The Lyonesse sequence evokes the Elder Isles, is a baroque land of pre-Arthurian myth now lost beneath the Atlantic, where powerful sorcerers, aloof faeries, stalwart champions, and nobles eccentric, magnanimous, and cruel pursue intrigue among their separate worlds . . .
When Princess madouc discovers that she is actually a changeling left by fairies in place of a baby boy, she sets out, with her servant and companion Pymfyd, to find her true identity. Madouc locates her mother, the fairy Twisk, easily enough, but her paternity poses a problem: Twisk is not certain who fathered her child.
Meanwhile, her uncle, King Casmir, attempts to conquer the whole island of Hybras, on which Lyonesse is located, and thwart the prophesy of Persilian the Magic Mirror that his sister's son would one day rule.

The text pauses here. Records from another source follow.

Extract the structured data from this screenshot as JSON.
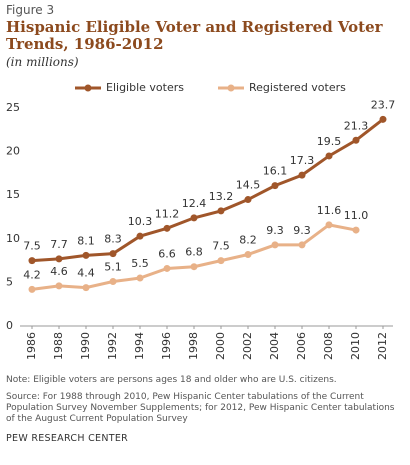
{
  "chart_data": {
    "type": "line",
    "figure_label": "Figure 3",
    "title": "Hispanic Eligible  Voter and Registered Voter Trends, 1986-2012",
    "subtitle": "(in millions)",
    "categories": [
      "1986",
      "1988",
      "1990",
      "1992",
      "1994",
      "1996",
      "1998",
      "2000",
      "2002",
      "2004",
      "2006",
      "2008",
      "2010",
      "2012"
    ],
    "series": [
      {
        "name": "Eligible voters",
        "color": "#a0562a",
        "values": [
          7.5,
          7.7,
          8.1,
          8.3,
          10.3,
          11.2,
          12.4,
          13.2,
          14.5,
          16.1,
          17.3,
          19.5,
          21.3,
          23.7
        ]
      },
      {
        "name": "Registered voters",
        "color": "#e8b188",
        "values": [
          4.2,
          4.6,
          4.4,
          5.1,
          5.5,
          6.6,
          6.8,
          7.5,
          8.2,
          9.3,
          9.3,
          11.6,
          11.0,
          null
        ],
        "value_labels": [
          "4.2",
          "4.6",
          "4.4",
          "5.1",
          "5.5",
          "6.6",
          "6.8",
          "7.5",
          "8.2",
          "9.3",
          "9.3",
          "11.6",
          "11.0",
          null
        ]
      }
    ],
    "ylim": [
      0,
      25
    ],
    "yticks": [
      0,
      5,
      10,
      15,
      20,
      25
    ],
    "grid": false,
    "legend": "top",
    "note": "Note: Eligible voters are persons ages 18 and older who are U.S. citizens.",
    "source": "Source: For 1988 through 2010, Pew Hispanic Center tabulations of the Current Population Survey November Supplements; for 2012, Pew Hispanic Center tabulations of the August Current Population Survey",
    "credit": "PEW RESEARCH CENTER"
  }
}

He is foiled at every turn by King Aillas of Troicinet and his son Dhrun, who is actually the child of the prophesy, but is older than expected because of a youth spent in the fairy shee (home), where time runs differently. A sly mixture of satire and epic, Vance's medieval tale is a delightful conclusion to an epic fantasy trilogy.

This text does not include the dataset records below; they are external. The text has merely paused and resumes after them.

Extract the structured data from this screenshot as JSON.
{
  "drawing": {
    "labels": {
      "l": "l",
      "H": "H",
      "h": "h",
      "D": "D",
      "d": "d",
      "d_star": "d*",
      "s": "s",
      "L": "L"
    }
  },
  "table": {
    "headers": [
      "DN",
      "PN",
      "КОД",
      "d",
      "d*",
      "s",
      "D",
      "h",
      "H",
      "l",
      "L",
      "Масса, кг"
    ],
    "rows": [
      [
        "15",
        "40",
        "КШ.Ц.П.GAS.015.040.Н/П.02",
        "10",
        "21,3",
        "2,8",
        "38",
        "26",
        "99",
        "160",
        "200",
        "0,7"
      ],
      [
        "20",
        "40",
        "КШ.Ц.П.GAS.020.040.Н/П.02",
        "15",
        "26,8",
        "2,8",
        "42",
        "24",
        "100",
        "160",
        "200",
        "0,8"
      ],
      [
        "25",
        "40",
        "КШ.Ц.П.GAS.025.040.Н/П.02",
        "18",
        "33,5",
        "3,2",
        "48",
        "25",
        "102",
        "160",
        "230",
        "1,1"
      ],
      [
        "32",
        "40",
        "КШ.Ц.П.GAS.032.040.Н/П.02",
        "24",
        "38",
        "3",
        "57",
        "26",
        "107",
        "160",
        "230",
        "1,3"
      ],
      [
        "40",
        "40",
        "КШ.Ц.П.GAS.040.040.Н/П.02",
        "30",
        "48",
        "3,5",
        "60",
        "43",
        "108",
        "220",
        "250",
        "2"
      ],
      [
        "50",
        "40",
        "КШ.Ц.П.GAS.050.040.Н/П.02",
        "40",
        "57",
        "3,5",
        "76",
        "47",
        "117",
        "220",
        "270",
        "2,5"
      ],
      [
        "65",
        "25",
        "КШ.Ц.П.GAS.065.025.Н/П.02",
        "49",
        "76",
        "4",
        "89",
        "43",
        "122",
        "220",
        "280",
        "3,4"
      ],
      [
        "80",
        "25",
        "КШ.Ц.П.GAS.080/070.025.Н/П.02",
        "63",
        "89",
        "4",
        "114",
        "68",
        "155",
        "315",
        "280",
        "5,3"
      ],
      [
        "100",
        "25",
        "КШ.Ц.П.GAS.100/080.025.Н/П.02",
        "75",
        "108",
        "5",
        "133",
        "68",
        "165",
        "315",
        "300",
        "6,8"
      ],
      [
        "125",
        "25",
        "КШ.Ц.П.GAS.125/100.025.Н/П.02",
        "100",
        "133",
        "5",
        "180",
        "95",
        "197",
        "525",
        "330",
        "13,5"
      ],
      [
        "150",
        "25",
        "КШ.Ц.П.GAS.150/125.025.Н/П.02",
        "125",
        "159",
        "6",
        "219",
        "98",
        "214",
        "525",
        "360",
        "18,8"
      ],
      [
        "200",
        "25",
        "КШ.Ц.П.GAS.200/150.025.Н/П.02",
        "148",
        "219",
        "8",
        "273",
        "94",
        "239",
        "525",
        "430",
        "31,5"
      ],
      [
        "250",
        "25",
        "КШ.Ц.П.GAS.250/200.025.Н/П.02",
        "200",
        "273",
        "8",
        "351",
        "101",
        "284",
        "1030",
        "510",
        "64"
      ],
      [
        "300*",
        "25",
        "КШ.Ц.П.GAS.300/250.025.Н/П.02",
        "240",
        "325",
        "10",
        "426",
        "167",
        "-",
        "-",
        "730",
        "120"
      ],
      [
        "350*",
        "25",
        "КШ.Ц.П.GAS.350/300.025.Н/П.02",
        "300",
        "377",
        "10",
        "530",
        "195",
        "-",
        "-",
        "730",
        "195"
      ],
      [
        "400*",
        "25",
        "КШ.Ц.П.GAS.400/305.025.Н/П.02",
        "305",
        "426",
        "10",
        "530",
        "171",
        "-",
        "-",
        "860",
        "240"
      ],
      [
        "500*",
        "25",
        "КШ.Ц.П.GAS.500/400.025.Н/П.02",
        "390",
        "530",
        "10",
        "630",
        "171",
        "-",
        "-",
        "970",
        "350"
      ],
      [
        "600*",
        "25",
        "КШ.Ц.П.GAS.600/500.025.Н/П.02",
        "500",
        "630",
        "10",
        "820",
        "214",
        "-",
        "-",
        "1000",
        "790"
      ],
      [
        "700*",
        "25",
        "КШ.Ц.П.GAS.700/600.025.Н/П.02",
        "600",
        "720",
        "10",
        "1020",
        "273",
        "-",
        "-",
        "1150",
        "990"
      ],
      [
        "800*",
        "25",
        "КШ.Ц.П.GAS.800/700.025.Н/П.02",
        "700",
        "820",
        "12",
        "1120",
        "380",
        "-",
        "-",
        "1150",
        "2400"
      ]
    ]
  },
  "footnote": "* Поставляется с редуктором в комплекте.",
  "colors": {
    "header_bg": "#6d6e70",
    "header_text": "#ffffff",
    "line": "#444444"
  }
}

Winner of the World Fantasy Award for best novel, 1990
Jack Vance was born in 1916 and studied mining engineering and journalism at the University of California. During the Second World War he served in the merchant navy and was torpedoed twice. He started contributing stories to the pulp magazines in the mid 1940s and published his first book, The Dying Earth, in 1950. Among his many books are The Dragon Master, for which he won his first Hugo, Big Planet, The Anome and the Lyoness sequence.